The only way to get them out of the index was via webmaster tools and even now, there are errors about these pages being blocked by robots.txt *sigh*
| 2:26 pm on Nov 11, 2011 (gmt 0)|
it makes you wonder why people are told to noindex low quality pages, as a way to beat panda. surely it shouldn't have any effect, if google can keep the pages in the index?
| 3:38 pm on Nov 11, 2011 (gmt 0)|
Personally, I have never had a situation (over hundreds of thousands of URLs in aggregate) where a NOINDEXed URL showed up in the index... UNLESS I or someone else had made a mistake and blocked crawling with robots.txt. If you do that, then G can't even get in to *see* the NOINDEX.
I'm not saying it can't happen, but I've never seen it happen without some logical explanation for it.
| 4:04 pm on Nov 11, 2011 (gmt 0)|
|A couple of months ago, we tried noindexing and blocking pages via robots.txt. Unfortunately, Google was still listing these pages in their SERPs but without a snippet below the title. |
What you describe with the URI only listings is the default robots.txt behavior. The META (or X-Robots-Tag) NoIndex is at the document level. If you've Disallowed the bot from accessing the documents that contain the NoIndex directive, it will never see it, that's why your pages are still showing in the index with a URI only listing.
Remove the robots.txt directives and let the document level NoIndex do its thing. It works just as it says on the tin. I've been using it for years and I've never, ever, seen any of those documents appear in the index - ever.

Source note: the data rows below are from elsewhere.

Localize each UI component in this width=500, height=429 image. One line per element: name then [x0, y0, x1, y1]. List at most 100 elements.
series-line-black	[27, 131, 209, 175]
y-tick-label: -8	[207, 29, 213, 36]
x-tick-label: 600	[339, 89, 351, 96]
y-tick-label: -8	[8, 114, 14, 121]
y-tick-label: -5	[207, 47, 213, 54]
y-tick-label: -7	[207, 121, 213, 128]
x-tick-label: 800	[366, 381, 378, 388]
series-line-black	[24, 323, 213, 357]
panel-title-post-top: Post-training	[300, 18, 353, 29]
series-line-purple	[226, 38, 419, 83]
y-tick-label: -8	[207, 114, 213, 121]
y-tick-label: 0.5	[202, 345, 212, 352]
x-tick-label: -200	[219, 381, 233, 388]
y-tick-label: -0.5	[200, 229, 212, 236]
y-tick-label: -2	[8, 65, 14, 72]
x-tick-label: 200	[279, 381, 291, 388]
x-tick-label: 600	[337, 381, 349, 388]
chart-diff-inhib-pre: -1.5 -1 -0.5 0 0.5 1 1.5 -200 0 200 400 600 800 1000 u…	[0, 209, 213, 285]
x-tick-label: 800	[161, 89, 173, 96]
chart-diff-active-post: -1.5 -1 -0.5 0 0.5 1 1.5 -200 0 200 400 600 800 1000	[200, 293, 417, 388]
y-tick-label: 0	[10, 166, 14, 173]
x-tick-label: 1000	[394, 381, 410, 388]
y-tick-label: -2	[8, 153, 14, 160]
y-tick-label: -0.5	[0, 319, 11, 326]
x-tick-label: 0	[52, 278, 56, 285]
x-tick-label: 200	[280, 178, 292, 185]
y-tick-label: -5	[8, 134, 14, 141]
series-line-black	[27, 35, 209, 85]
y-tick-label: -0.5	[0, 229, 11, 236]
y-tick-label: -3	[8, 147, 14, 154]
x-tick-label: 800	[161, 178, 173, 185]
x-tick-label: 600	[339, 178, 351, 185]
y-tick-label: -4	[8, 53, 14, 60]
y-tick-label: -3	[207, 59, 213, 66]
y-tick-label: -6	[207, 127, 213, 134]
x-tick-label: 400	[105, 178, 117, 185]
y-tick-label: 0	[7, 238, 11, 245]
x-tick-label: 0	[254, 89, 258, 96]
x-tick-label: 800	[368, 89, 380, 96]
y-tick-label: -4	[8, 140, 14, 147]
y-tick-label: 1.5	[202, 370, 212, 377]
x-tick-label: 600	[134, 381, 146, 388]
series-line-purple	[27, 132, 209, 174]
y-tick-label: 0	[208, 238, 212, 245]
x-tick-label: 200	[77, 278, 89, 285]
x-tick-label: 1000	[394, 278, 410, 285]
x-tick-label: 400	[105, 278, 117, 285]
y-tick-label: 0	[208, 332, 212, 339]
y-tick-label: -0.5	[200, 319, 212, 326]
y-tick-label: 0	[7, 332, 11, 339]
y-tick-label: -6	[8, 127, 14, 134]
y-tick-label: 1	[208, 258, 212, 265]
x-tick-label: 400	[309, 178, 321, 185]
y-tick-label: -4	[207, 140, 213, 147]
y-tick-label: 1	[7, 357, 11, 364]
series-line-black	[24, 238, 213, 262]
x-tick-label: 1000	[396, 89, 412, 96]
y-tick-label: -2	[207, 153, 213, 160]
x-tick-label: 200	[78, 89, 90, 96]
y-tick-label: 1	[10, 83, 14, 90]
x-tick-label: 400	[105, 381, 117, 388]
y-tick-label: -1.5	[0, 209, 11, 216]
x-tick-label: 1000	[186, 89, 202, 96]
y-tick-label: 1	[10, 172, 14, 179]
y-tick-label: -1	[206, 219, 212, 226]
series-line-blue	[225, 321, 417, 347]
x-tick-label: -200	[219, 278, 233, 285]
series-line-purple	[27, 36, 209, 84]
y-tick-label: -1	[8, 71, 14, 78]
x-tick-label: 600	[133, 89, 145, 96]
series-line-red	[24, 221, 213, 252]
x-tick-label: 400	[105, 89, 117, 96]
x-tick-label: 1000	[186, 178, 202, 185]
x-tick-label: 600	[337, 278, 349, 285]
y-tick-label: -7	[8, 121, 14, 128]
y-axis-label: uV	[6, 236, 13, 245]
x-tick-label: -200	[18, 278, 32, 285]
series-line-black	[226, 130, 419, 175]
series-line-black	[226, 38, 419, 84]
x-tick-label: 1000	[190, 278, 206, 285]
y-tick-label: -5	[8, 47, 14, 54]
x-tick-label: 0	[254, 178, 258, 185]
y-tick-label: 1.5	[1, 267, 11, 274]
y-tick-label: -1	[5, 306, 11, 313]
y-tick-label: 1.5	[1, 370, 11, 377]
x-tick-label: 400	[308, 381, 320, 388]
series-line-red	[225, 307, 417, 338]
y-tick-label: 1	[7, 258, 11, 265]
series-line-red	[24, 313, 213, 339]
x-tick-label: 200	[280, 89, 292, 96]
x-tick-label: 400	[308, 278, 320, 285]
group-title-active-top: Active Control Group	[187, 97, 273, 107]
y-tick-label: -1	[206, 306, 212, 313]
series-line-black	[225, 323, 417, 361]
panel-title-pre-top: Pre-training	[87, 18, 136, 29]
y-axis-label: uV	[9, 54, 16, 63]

| 5:48 pm on Nov 11, 2011 (gmt 0)|
i managed to find that thread from ages ago
the reply from skrenta is the interesting one
| 11:32 pm on Nov 14, 2011 (gmt 0)|
|If you've Disallowed the bot from accessing the documents that contain the NoIndex directive, it will never see it, that's why your pages are still showing in the index with a URI only listing. |
Sorry for being unclear. I first tried NOINDEX, and then tried the robots.txt route. Neither worked like I thought they should. The WMT removal url/directory worked (past tense). After 3-4 weeks, they results with just urls or titles without snippets are showing back up in the results. Note that they pages are over 10 years old and have several decent backlinks.
Now, even after noindex, robots.txt blocking directories and a directory removal via webmaster tools, I have given up and decided to send a 404 Not Found header to all requests. Now I have a truckload of complaints about the 404s mixed with robots.txt blockage in webmaster tools. *sigh*
| 1:46 am on Nov 15, 2011 (gmt 0)|
The meta robots noindex should fix the problem, but it does take quite a while (sometimes more than 6 months).